Reduced-fat milk refers to milk that has 2 percent of its fat from milk fat, skim milk often has the words “fat-free” on its label and dairy manufacturers can refer to 1 percent milk as “low-fat,” according to U.S. Department of Agriculture guidelines. Understanding how the calories and fat in the milk you choose to drink can impact your health and weight may make a difference in whether you include reduced-fat milk into your diet.

Calories and Fat

A cup of reduced-fat milk, or 2 percent milk, has 122 calories. The milk contains 4.83 grams of fat, which accounts for about 35.6 percent of the total calories. While your body needs healthy monounsaturated and polyunsaturated fats, more than 3 grams of the fat in 1 cup of reduced-fat milk come from unhealthy saturated fat.
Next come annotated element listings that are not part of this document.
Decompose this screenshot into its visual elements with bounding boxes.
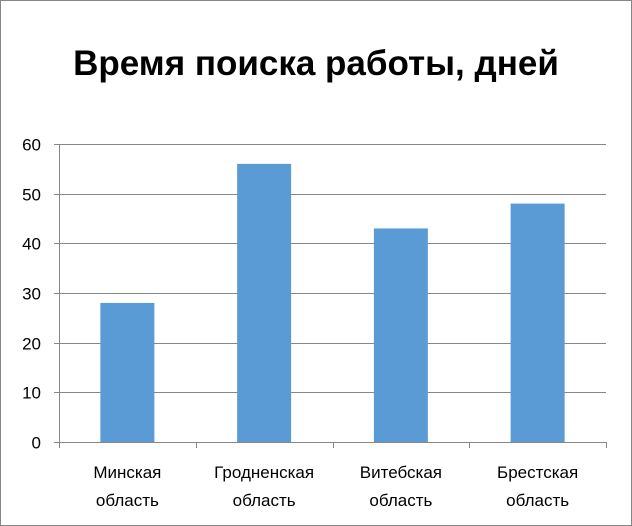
y-tick-label: 40 <box>22 235 41 254</box>
y-tick-label: 0 <box>32 434 41 453</box>
chart-title: Время поиска работы, дней <box>73 44 559 83</box>
y-tick-label: 30 <box>22 285 41 304</box>
y-tick-label: 50 <box>22 186 41 205</box>
x-category-label: Витебская <box>360 463 442 482</box>
y-tick-label: 60 <box>22 136 41 155</box>
x-category-label: область <box>96 491 159 510</box>
y-tick-label: 10 <box>22 384 41 403</box>
bar <box>373 228 428 442</box>
x-category-labels: Минская область Гродненская область Витебска… <box>93 463 578 510</box>
y-tick-label: 20 <box>22 335 41 354</box>
bar <box>237 163 292 442</box>
x-category-label: Брестская <box>497 463 578 482</box>
bars <box>100 163 565 442</box>
x-category-label: Минская <box>93 463 161 482</box>
bar <box>100 302 155 442</box>
bar <box>510 203 565 442</box>
axes <box>54 144 607 448</box>
x-category-label: Гродненская <box>214 463 314 482</box>
x-category-label: область <box>506 491 569 510</box>
x-category-label: область <box>233 491 296 510</box>
y-tick-labels: 0 10 20 30 40 50 60 <box>22 136 41 453</box>
x-category-label: область <box>369 491 432 510</box>
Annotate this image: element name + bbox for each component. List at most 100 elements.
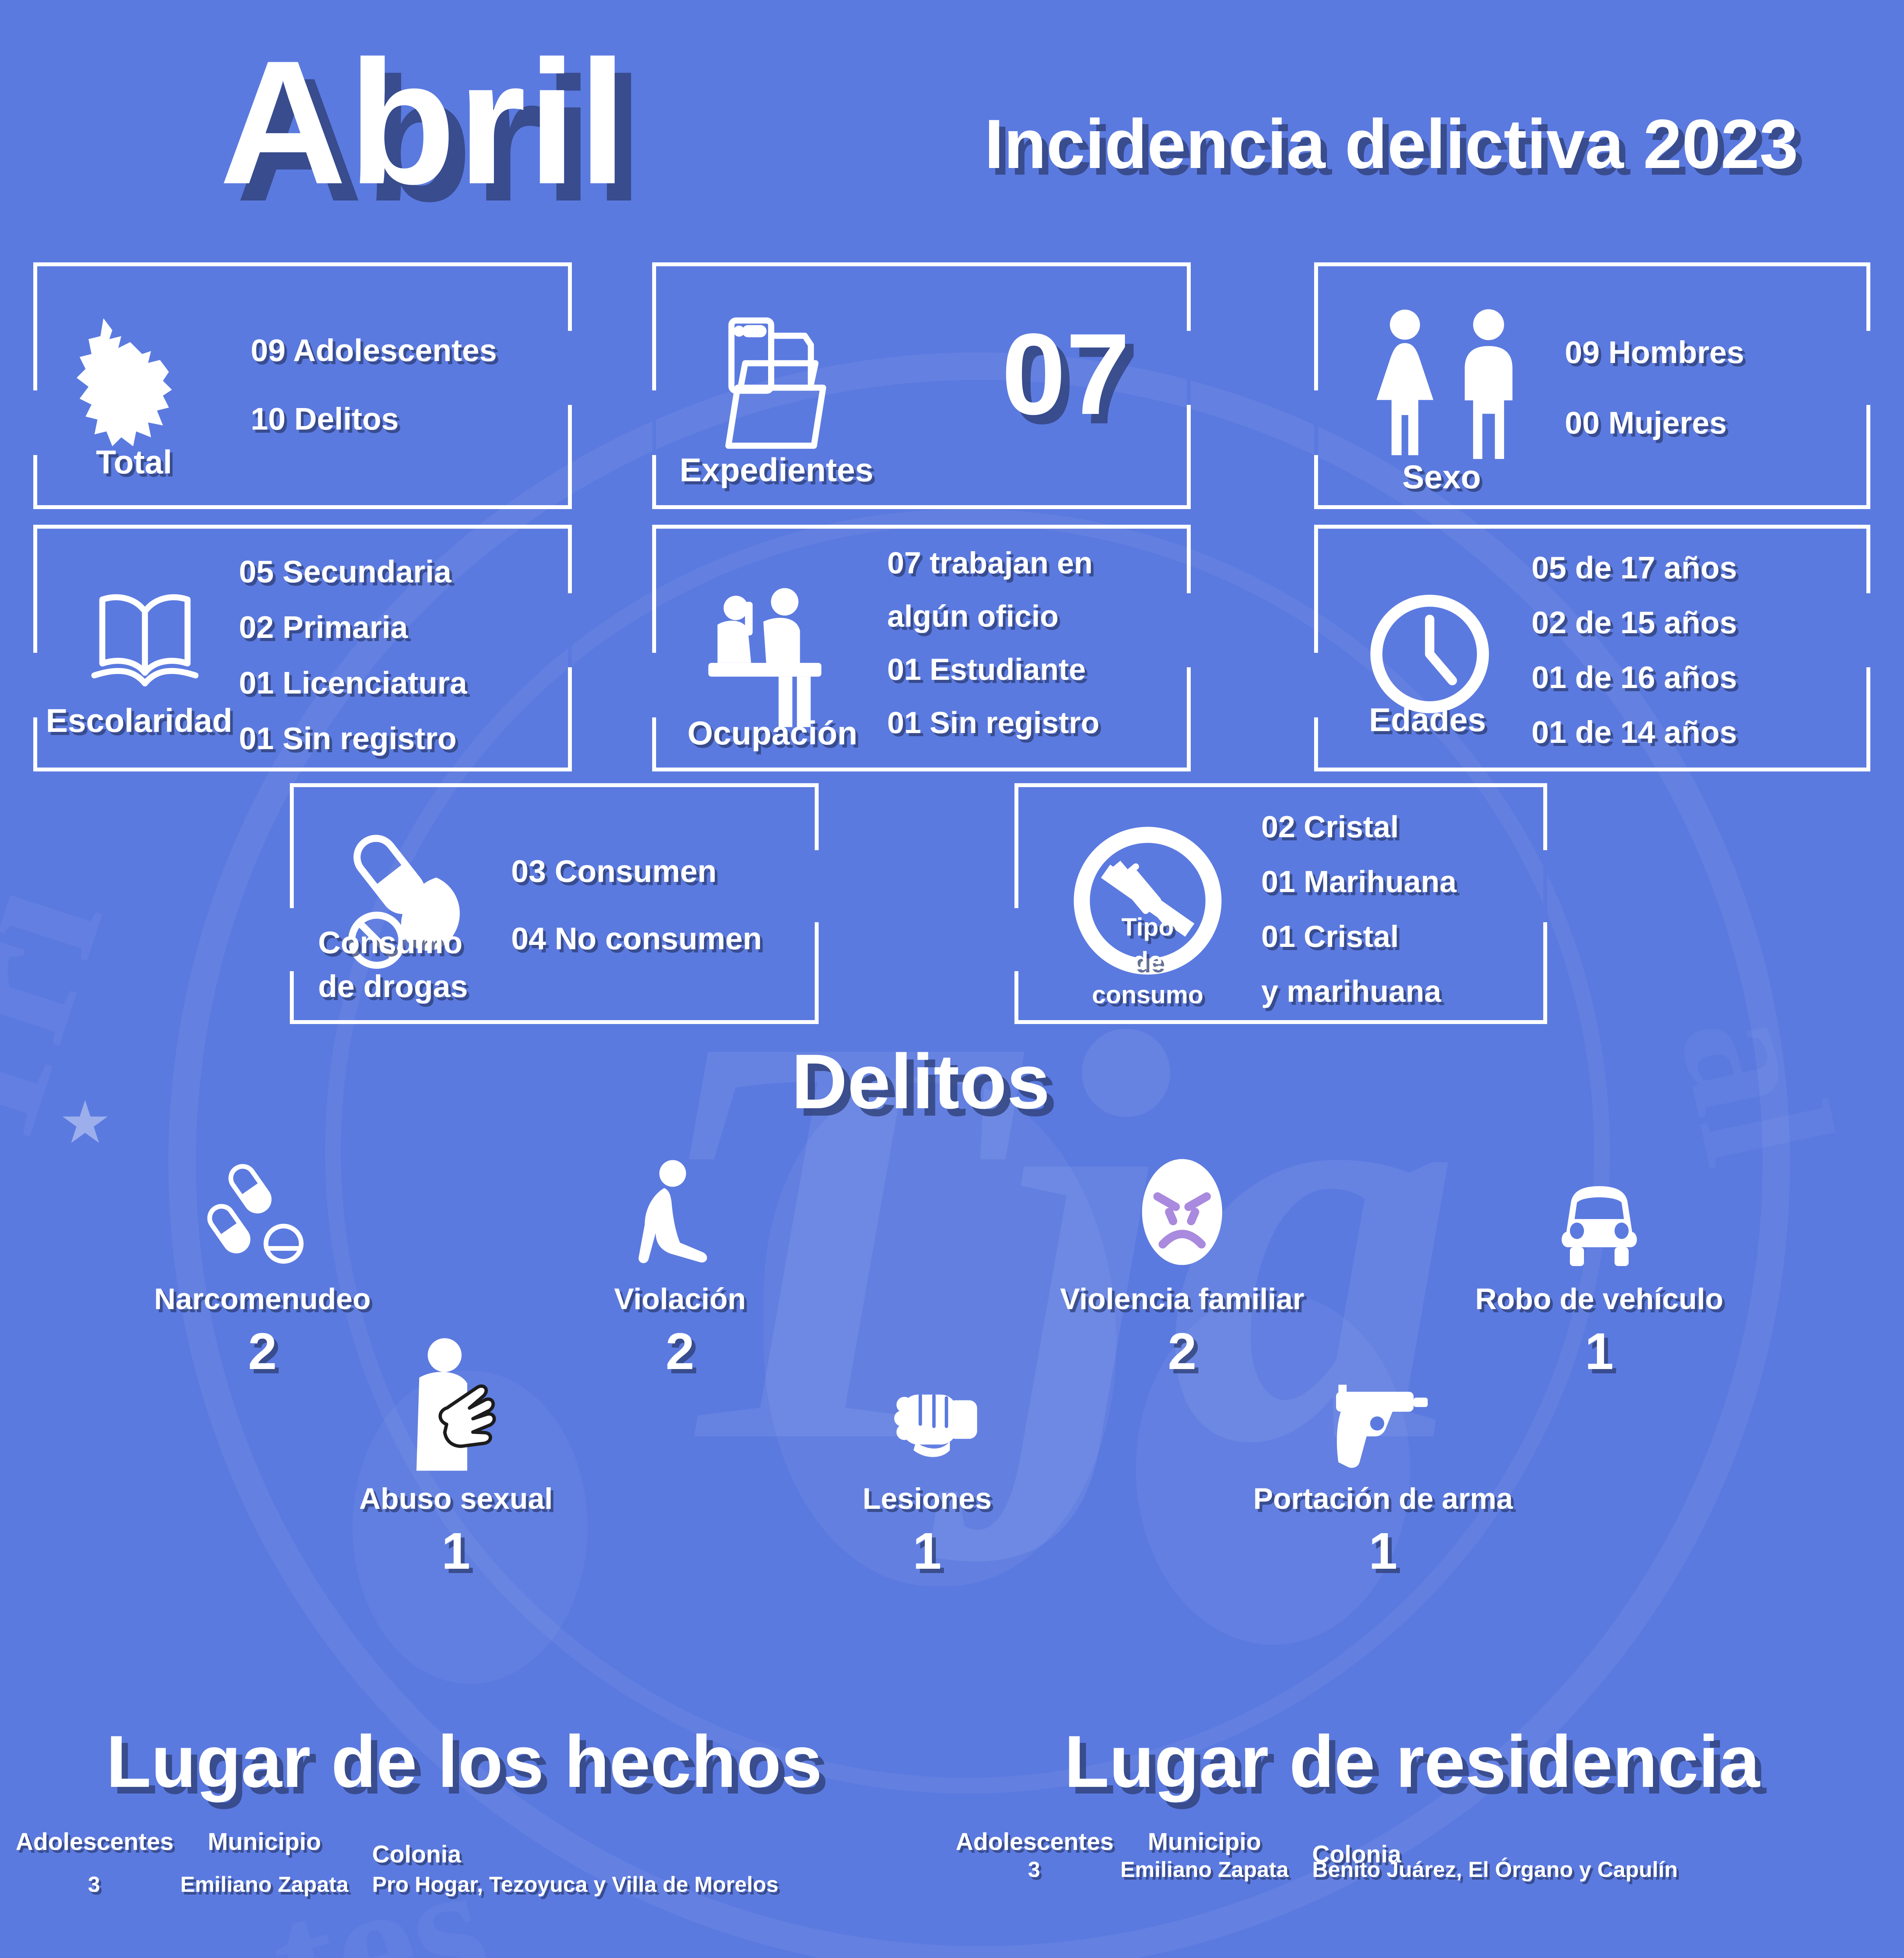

The American Heart Association advises adults to consume no more than 7 percent of their calories from saturated fat, as this type of fat raises your risk of cardiovascular disease.

Calcium and Protein

Men need 56 grams of protein, and women need 46 grams of protein each day. A cup of reduced-fat milk gives you 8.1 grams of protein, or between 14 and 18 percent of your day’s requirements. Protein in milk or other foods helps you build and sustain muscle development, and provides energy. Both men and women need about 1,000 milligrams of calcium a day before their 51st birthday, and after 51, calcium needs increase to 1,200 milligrams. Drinking 1 cup of milk provides you with 293 milligrams of calcium.

Vitamin D

Milk sold commercially in the U.S. is generally fortified with vitamin D. Vitamin D, found in just a few foods, helps your body absorb calcium and helps promote bone strength. Additionally, adequate amounts of vitamin D can help your immune system. Adults need 15 micrograms of vitamin D each day. A cup of reduced-fat milk provides you with 2.9 micrograms, or 19 percent of your daily requirement.

Other Nutrients

Reduced-fat milk has more nutrients than just calcium, protein and vitamin D. The milk has 134 micrograms of vitamin A, which is about 17 percent of your daily requirement. If you are watching your cholesterol intake, a cup of milk contains 20 milligrams of cholesterol. The American Heart Association advises limiting your cholesterol intake to 200 milligrams a day, if your doctor tells you that you have high cholesterol, or if you have diagnosed heart disease. Reduced-fat milk also contains some of the B vitamins, including 1.3 micrograms of vitamin B-12.